On Sunday October 7, the Spanish far right party Vox achieved what they had been looking for for a long time: their baptism as a relevant political actor in the Spanish public sphere. They did it by filling the Vistalegre palace in Madrid with 10,000 supporters and leaving a thousand people out for lack of space. In the past few years, Vistalegre has symbolically become the venue used by Podemos for their annual congresses. The choice of the venue for this event is not coincidental: Vox is explicitly looking for parallels with the first Podemos. They want to turn the political indignation of a certain sector of the Spanish right into political capital. And to achieve this they hope to use the springboard of the European elections. In this sense, it’s fundamental to note that there are people within the Vox party who are studying the political campaign and strategy of Podemos in 2014, when the party entered candidates for the 2014 European Parliament election, polling with 7.98% of the national vote.[...]
In the arena, well beyond the burladero, there is a first row where writers, historians, journalists and even bullfighters, all identifying within the far right spectrum in Spain, gather together looking at the audience. However, the absences are more surprising: Vox had invited international personalities from other European political parties, both from the ENL parliamentary group (which brings together in Brussels the National Front, the Northern League, the Austrian FPÖ or the Freedom Party of Geert Wilders) and from the parliamentary group of the European Conservatives and Reformists, where Polish, Czech and British conservatives meet. But none of them attended. Not even Steve Bannon, whose presence was speculated a few weeks before.[...]

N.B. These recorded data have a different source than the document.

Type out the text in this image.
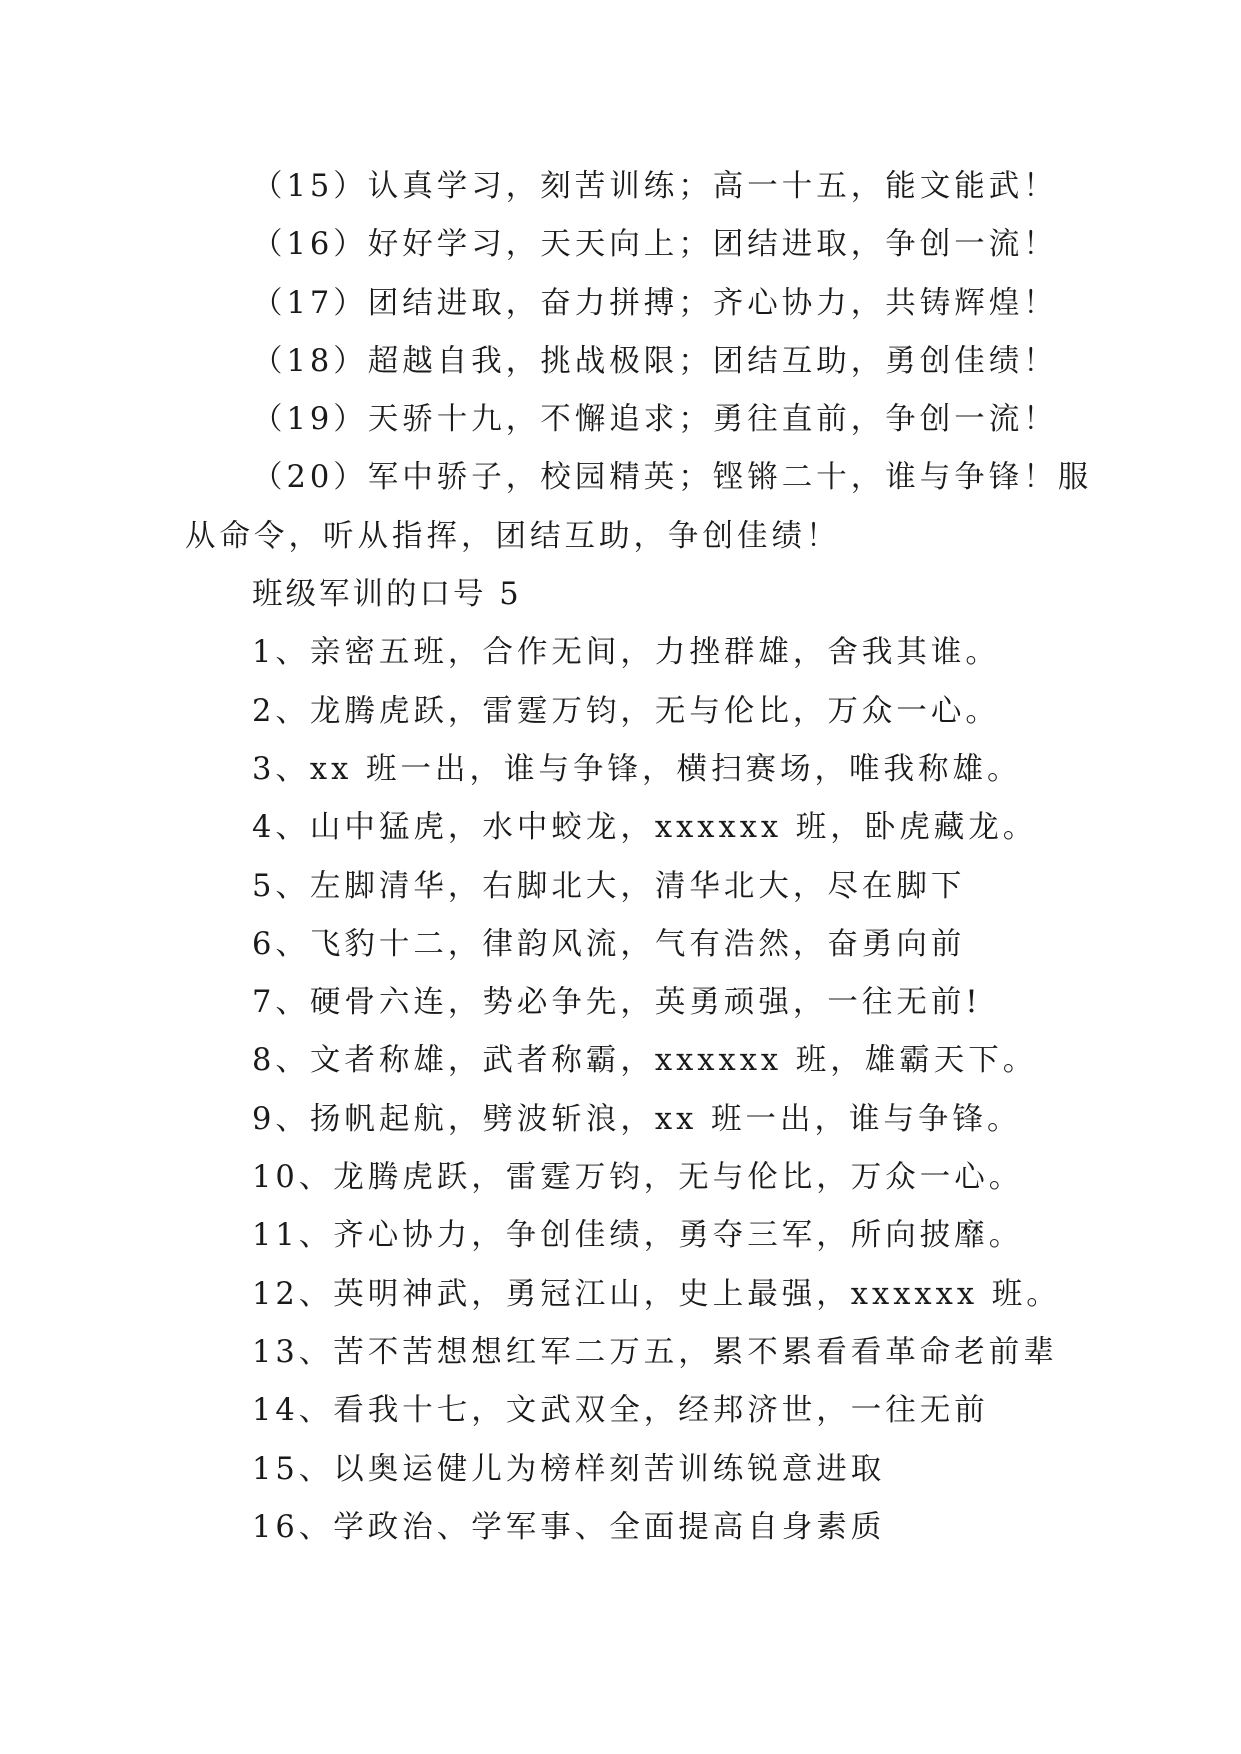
（15）认真学习，刻苦训练；高一十五，能文能武！
（16）好好学习，天天向上；团结进取，争创一流！
（17）团结进取，奋力拼搏；齐心协力，共铸辉煌！
（18）超越自我，挑战极限；团结互助，勇创佳绩！
（19）天骄十九，不懈追求；勇往直前，争创一流！
（20）军中骄子，校园精英；铿锵二十，谁与争锋！服
从命令，听从指挥，团结互助，争创佳绩！
班级军训的口号 5
1、亲密五班，合作无间，力挫群雄，舍我其谁。
2、龙腾虎跃，雷霆万钧，无与伦比，万众一心。
3、xx 班一出，谁与争锋，横扫赛场，唯我称雄。
4、山中猛虎，水中蛟龙，xxxxxx 班，卧虎藏龙。
5、左脚清华，右脚北大，清华北大，尽在脚下
6、飞豹十二，律韵风流，气有浩然，奋勇向前
7、硬骨六连，势必争先，英勇顽强，一往无前!
8、文者称雄，武者称霸，xxxxxx 班，雄霸天下。
9、扬帆起航，劈波斩浪，xx 班一出，谁与争锋。
10、龙腾虎跃，雷霆万钧，无与伦比，万众一心。
11、齐心协力，争创佳绩，勇夺三军，所向披靡。
12、英明神武，勇冠江山，史上最强，xxxxxx 班。
13、苦不苦想想红军二万五，累不累看看革命老前辈
14、看我十七，文武双全，经邦济世，一往无前
15、以奥运健儿为榜样刻苦训练锐意进取
16、学政治、学军事、全面提高自身素质
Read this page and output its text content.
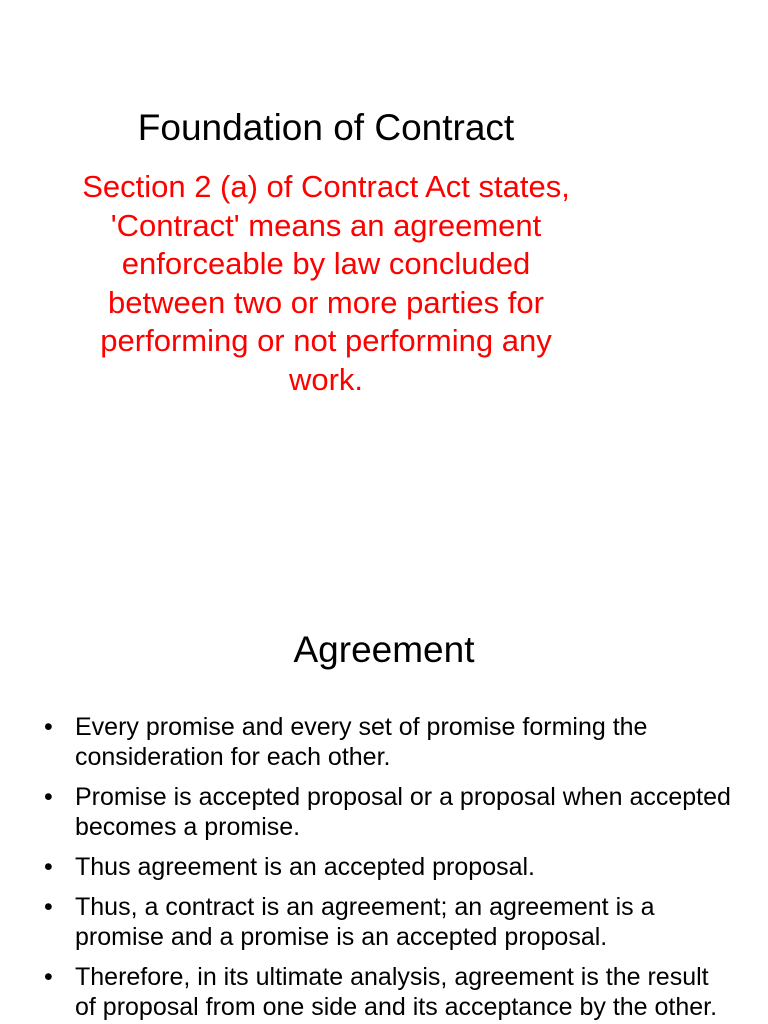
Foundation of Contract

Section 2 (a) of Contract Act states, 'Contract' means an agreement enforceable by law concluded between two or more parties for performing or not performing any work.

Agreement
• Every promise and every set of promise forming the consideration for each other.
• Promise is accepted proposal or a proposal when accepted becomes a promise.
• Thus agreement is an accepted proposal.
• Thus, a contract is an agreement; an agreement is a promise and a promise is an accepted proposal.
• Therefore, in its ultimate analysis, agreement is the result of proposal from one side and its acceptance by the other.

Vox’s strategy for the next year’s electoral cycle rests on three pillars: appeal to a vote of conviction, use politically incorrect language and indicate very clearly who the enemies are. Namely: the Catalan independence movement, feminism and immigration.With these wicks, the party led by Santiago Abascal will try to be involved in all the decisive issue on Spanish agenda and, in the end, win everything. Some polls indicate that Vox will foreseeable reach parliamentary representation in the European Parliament and that it could be decisive when it comes to deciding the balances between left and right in some regions such as Madrid or Murcia.